18 de agosto de 2023

Marcelo Mascaro, sócio do escritório Mascaro Nascimento Advocacia Trabalhista, discorreu sobre o tema para a revista Exame.

Em algumas relações de emprego, é comum que o trabalhador se veja diante da necessidade de viajar a trabalho – seja para visitar clientes, participar de treinamentos ou realizar reuniões, por exemplo. Essas viagens tendem a modificar a rotina do funcionário, alterando não só o trabalho, como, também, sua vida pessoal.

Segundo Mascaro, todo o período em que o empregado está em viagem executando tarefas relacionadas ao trabalho é considerado tempo efetivamente trabalhado e, portanto, contabilizado em sua jornada de trabalho. Além disso, também o período utilizado com o percurso da viagem, assim como tempo de espera em locais de embarque em aeroportos são considerados tempo à disposição do empregador e, portanto, entram na jornada de trabalho”.

No entanto, o tempo passado em hotéis, mesmo que a pernoite seja necessária para a realização da tarefa de trabalho, assim como o tempo livre nessas viagens, não são considerados parte da jornada de trabalho.

Dessa forma, o advogado esclarece que “o tempo em que o trabalhador não tem a liberdade de escolher a forma como quer utilizá-lo por estar cumprido alguma determinação da empresa, ainda que seja a participação em um curso ou estar em trânsito para outra cidade, é considerado como tempo à disposição do empregador e, portanto, efetivamente trabalhado”.
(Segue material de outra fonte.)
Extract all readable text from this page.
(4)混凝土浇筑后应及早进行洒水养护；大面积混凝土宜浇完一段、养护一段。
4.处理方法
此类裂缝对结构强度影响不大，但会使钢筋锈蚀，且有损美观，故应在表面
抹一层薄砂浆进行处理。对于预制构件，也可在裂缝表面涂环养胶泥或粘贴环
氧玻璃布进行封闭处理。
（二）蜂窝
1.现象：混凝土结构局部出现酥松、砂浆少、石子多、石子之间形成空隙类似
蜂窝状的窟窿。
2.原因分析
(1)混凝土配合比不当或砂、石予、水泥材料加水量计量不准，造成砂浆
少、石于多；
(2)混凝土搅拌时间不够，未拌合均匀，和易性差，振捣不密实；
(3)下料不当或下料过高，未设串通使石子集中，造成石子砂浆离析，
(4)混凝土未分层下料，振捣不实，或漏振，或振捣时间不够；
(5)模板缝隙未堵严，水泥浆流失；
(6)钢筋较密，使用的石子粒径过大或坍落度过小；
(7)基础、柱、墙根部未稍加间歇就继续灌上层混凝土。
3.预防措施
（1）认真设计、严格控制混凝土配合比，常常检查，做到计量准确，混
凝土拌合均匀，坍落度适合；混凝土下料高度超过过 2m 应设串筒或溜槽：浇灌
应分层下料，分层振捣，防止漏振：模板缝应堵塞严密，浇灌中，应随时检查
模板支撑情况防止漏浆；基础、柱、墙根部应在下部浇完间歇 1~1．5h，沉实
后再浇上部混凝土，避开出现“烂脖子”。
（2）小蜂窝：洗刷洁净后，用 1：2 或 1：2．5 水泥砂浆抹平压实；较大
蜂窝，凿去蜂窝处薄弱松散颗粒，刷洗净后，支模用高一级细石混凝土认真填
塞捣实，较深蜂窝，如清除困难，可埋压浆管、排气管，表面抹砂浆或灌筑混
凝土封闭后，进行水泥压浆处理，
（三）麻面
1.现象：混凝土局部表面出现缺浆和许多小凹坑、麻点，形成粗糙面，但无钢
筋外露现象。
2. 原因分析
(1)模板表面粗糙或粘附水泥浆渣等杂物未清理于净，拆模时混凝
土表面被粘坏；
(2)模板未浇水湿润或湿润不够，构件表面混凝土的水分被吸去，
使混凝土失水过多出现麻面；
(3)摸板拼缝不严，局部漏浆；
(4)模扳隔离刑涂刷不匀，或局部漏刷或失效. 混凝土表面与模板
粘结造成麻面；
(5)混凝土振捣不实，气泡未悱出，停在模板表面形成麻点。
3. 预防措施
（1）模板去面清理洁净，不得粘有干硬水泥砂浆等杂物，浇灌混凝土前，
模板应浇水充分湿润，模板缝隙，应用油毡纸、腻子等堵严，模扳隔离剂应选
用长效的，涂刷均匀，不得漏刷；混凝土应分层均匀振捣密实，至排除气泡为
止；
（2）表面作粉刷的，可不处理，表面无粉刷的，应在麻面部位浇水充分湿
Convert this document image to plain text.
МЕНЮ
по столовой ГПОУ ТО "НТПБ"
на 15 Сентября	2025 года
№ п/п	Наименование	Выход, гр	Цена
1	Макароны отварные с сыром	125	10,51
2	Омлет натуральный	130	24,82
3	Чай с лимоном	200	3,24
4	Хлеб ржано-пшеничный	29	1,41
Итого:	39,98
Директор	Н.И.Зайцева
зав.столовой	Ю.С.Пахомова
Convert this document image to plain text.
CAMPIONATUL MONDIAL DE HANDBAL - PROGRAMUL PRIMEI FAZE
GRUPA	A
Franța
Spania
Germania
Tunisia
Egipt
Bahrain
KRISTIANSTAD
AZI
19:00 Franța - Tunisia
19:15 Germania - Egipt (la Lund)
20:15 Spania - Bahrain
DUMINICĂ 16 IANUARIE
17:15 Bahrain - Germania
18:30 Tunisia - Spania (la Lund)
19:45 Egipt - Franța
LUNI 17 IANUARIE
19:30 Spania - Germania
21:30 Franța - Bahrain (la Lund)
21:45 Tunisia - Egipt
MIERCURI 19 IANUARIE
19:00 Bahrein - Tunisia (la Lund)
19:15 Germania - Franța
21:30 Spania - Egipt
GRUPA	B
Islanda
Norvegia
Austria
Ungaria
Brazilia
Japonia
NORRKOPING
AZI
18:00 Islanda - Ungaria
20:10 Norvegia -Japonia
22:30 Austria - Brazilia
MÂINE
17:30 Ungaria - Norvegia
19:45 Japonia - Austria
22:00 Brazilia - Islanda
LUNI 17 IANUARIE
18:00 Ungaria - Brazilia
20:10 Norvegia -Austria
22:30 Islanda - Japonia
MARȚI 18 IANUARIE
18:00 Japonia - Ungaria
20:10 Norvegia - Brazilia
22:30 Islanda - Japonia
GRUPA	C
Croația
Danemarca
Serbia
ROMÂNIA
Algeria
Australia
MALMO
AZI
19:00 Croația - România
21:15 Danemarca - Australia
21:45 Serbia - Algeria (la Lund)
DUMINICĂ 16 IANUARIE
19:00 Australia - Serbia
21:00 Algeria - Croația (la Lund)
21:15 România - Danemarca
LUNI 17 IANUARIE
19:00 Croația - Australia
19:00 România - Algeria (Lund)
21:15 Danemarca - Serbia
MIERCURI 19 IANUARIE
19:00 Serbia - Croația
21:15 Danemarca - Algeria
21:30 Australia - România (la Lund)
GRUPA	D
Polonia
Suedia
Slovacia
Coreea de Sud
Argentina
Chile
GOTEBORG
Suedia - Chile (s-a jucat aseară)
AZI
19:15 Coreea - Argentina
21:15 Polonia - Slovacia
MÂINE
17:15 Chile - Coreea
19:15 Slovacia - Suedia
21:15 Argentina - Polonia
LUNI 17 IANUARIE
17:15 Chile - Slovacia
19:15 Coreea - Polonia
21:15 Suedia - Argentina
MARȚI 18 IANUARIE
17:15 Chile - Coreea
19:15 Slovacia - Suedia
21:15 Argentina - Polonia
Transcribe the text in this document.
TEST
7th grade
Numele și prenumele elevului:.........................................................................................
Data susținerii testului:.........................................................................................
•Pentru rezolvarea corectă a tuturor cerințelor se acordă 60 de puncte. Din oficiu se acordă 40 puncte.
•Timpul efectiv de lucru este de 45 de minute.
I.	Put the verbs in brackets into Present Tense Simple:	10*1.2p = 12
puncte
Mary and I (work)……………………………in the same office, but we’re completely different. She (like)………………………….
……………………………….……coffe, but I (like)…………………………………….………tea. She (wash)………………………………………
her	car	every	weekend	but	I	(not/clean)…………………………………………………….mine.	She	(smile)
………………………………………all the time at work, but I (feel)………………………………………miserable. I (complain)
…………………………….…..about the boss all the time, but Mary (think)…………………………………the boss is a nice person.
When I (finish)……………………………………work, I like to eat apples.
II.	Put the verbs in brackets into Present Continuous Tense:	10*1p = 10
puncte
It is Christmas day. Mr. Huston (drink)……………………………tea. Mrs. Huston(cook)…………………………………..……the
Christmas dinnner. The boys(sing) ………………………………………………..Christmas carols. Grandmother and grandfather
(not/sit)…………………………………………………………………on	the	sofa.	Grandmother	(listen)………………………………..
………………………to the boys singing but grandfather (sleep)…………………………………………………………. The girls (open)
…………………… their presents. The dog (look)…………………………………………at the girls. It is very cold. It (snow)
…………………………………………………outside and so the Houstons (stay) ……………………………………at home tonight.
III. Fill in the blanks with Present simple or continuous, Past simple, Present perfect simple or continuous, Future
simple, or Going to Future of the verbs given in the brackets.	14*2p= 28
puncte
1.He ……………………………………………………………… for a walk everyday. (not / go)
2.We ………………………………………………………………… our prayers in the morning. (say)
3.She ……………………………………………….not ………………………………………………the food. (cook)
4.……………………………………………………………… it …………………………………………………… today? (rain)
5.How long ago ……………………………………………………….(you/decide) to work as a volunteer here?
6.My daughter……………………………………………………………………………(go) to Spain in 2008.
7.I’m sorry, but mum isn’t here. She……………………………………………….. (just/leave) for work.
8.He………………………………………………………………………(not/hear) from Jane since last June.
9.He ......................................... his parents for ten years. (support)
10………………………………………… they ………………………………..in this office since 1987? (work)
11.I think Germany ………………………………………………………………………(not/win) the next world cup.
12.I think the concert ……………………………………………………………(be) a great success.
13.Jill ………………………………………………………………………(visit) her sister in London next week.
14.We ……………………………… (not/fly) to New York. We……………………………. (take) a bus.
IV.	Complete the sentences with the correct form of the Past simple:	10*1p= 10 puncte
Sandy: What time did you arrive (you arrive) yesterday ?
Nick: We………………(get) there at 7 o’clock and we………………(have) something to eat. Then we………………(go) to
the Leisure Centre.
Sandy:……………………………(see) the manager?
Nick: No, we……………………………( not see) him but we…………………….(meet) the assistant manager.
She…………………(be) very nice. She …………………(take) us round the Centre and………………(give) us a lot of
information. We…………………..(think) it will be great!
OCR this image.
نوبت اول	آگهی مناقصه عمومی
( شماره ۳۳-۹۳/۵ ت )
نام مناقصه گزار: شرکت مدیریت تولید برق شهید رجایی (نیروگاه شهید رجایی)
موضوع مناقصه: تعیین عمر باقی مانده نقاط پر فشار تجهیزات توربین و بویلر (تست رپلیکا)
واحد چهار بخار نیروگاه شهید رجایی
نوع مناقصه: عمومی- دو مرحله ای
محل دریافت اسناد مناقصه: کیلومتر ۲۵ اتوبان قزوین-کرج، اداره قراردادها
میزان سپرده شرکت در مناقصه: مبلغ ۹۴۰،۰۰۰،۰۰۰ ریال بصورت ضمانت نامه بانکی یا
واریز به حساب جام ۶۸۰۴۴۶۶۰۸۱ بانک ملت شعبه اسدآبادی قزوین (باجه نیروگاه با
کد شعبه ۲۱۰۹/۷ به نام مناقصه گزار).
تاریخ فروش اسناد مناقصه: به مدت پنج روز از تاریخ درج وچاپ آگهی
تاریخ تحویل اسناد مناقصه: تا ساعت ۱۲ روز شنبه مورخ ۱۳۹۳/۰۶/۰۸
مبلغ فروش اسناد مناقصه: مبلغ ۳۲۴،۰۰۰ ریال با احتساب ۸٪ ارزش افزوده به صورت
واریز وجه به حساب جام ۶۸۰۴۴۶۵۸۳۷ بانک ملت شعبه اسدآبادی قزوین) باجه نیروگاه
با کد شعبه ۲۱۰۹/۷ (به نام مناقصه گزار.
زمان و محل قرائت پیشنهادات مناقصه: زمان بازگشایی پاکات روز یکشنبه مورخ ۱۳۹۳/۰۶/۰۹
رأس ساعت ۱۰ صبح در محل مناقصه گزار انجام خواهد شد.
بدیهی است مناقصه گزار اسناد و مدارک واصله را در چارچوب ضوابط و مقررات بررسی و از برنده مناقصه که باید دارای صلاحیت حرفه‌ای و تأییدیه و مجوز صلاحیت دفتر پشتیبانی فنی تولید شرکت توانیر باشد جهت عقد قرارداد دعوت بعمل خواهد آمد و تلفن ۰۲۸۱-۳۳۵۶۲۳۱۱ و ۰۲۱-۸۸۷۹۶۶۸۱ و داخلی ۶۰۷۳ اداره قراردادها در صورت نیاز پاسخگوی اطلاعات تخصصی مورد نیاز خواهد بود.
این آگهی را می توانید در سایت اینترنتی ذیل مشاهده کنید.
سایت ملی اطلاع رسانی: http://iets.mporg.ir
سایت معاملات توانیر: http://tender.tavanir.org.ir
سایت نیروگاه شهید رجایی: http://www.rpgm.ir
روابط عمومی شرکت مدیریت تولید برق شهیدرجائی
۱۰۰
Consequentemente, as horas consideradas trabalhadas em viagem deve, ser somadas em sua totalidade e, caso ultrapassem a jornada normal de trabalho, o empregado deverá receber horas extras ou desconto em banco de horas (quando cabível) pelo período excedente – apenas em relações trabalhistas com controle de horário.

Quanto ao deslocamento cotidiano para o trabalho, as regras são diferentes. O artigo 58 da CLT prevê que “O tempo despendido pelo empregado até o local de trabalho e para o seu retorno, por qualquer meio de transporte, não será computado na jornada de trabalho, salvo quando, tratando-se de local de difícil acesso ou não servido por transporte público, o empregador fornecer a condução”.

Isso significa que a hora extra devida em caso de deslocamento fornecido pelo empregador é contada apenas nos percursos em que não há transporte público disponível. Além disso, é importante observar que fica à cargo do empregador comprovar que o local é servido de transporte público, em caso de ação judicial.